Analyzing a Swing Trade: The Rise and Fall of GE Stock


General Electric (GE), once an omnipresent conglomerate spanning various industries, emerged as an attractive prospect for swing traders. However, this swing trade proved to be short-lived, raising questions about what contributed to its brevity.

Understanding GE’s Evolution:

GE, once synonymous with diverse products from lighting to locomotives, underwent significant restructuring, focusing on health care, energy, and aerospace. The company’s transformation garnered investor interest, with the stock surging by nearly 80% at its peak.

The Swing Trade Opportunity:

As the landscape of GE’s market presence evolved, a promising opportunity for a swing trade emerged. The market, although relatively stable, witnessed GE stock forming a flat base marked by a minor 9% correction. Notably, throughout this phase, the stock consistently found support at the 50-day moving average.

Seizing the Moment:

Recognizing the potential, a swing trade was initiated, adding GE stock to SwingTrader. The market was somewhat uncertain, but the rally was intact. The trade commenced from a bounce off the 50-day line, aligning with a cautious but optimistic market sentiment.

Navigating Challenges:

Despite an initially positive trajectory, GE stock encountered challenges. Daily closes were consistently in the lower trading range, hinting at possible struggles. This was a period of market turbulence as major indices fell below their 50-day moving averages.

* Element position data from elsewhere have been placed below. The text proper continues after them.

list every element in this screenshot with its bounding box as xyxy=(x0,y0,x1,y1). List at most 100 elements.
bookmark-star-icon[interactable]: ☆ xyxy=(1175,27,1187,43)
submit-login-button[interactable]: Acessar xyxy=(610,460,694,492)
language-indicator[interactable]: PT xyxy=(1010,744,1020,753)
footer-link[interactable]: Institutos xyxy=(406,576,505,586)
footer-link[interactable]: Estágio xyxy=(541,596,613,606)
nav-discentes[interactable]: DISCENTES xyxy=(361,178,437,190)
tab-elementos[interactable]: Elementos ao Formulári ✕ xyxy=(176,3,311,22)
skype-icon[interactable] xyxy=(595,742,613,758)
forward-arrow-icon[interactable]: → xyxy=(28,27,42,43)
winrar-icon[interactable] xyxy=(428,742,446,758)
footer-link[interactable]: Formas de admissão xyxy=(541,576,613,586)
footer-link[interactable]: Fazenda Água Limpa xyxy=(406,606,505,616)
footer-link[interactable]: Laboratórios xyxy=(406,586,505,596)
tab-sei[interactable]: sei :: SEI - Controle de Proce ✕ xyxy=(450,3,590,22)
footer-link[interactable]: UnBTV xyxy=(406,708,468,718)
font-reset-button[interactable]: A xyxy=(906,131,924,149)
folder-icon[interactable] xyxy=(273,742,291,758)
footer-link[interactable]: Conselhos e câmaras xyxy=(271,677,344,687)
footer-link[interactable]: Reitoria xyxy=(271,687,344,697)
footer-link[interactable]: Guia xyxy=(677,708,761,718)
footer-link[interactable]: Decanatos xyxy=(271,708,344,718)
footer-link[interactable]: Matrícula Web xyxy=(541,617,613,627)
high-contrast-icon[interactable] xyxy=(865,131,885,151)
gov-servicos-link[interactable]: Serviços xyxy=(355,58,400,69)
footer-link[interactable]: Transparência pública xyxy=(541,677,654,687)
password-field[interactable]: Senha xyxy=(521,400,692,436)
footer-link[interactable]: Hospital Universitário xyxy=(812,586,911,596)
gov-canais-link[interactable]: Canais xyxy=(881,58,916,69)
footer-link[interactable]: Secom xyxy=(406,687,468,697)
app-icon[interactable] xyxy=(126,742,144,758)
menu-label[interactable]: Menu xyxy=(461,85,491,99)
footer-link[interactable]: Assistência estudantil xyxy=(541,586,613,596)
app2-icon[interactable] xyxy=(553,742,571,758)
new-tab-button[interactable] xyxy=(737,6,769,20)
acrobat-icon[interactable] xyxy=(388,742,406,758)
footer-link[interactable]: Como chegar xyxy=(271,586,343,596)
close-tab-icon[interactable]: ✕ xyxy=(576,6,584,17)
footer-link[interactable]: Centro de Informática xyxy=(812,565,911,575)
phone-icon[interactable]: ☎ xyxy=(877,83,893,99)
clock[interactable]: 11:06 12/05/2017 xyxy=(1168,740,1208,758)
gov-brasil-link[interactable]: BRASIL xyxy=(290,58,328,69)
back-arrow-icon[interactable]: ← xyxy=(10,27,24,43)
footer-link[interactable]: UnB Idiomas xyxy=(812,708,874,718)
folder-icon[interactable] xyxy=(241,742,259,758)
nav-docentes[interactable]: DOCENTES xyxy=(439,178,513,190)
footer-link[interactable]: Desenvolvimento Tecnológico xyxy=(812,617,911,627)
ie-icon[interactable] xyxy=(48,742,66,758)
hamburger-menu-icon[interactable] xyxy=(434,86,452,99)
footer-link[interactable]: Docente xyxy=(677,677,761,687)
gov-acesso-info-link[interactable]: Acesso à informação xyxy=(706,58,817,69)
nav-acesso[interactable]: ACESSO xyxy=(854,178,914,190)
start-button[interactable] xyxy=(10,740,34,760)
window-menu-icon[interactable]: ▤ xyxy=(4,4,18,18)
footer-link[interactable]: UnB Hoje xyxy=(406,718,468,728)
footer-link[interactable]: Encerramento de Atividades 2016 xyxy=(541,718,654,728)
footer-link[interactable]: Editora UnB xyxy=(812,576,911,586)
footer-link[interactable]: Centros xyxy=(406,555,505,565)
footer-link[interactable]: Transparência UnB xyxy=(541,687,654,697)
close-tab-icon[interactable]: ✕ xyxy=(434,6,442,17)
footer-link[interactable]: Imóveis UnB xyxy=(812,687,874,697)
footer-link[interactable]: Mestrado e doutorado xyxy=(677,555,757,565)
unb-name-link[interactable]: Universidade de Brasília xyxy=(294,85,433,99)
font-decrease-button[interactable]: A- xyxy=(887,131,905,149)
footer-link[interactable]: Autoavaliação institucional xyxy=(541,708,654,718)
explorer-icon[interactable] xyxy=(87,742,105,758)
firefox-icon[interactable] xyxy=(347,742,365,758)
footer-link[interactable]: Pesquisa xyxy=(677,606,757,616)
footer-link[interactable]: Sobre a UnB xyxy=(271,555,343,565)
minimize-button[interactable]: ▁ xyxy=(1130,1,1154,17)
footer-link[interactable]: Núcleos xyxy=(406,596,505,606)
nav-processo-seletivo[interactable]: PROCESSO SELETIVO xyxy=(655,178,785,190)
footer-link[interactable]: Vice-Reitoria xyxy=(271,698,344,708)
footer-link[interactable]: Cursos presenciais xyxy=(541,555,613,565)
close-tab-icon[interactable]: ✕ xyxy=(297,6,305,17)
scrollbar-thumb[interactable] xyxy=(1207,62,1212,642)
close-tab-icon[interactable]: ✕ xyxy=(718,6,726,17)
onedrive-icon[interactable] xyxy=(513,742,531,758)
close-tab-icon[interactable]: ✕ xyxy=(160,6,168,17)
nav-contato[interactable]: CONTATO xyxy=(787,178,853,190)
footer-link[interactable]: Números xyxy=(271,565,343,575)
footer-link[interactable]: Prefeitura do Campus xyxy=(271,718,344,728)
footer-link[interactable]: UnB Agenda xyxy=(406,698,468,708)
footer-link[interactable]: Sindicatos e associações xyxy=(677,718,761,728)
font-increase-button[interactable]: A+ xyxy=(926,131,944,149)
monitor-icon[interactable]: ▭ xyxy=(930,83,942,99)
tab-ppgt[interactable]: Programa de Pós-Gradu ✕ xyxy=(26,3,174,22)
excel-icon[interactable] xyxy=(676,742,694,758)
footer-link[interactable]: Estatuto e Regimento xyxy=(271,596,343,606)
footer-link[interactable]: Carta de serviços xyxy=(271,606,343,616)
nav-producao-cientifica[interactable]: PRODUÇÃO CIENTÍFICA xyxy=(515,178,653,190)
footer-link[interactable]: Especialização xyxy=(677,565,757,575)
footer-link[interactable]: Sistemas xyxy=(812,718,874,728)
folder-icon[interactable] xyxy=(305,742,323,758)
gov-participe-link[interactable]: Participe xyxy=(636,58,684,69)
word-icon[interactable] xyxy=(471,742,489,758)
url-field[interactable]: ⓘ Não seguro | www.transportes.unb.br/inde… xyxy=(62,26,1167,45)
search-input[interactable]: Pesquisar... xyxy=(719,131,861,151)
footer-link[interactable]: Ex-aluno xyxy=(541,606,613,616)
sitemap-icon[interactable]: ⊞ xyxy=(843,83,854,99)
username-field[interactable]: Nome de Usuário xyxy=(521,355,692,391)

Adaptation and Exit Strategy:

As the market took a downturn, quick adjustments were imperative. A crucial warning emerged as GE stock exhibited a notable spread between its high and low, coinciding with an outside day close. Simultaneously, the overall market outlook shifted to a ‘market in correction,’ prompting a necessity for a lower risk tolerance approach.

Swift Exit for Preserved Gains:

To mitigate losses and preserve gains, we swiftly executed an exit strategy. We sold GE stock early in the session after it breached the 50-day line, aligning with our strategy of reduced exposure in an unfavorable market.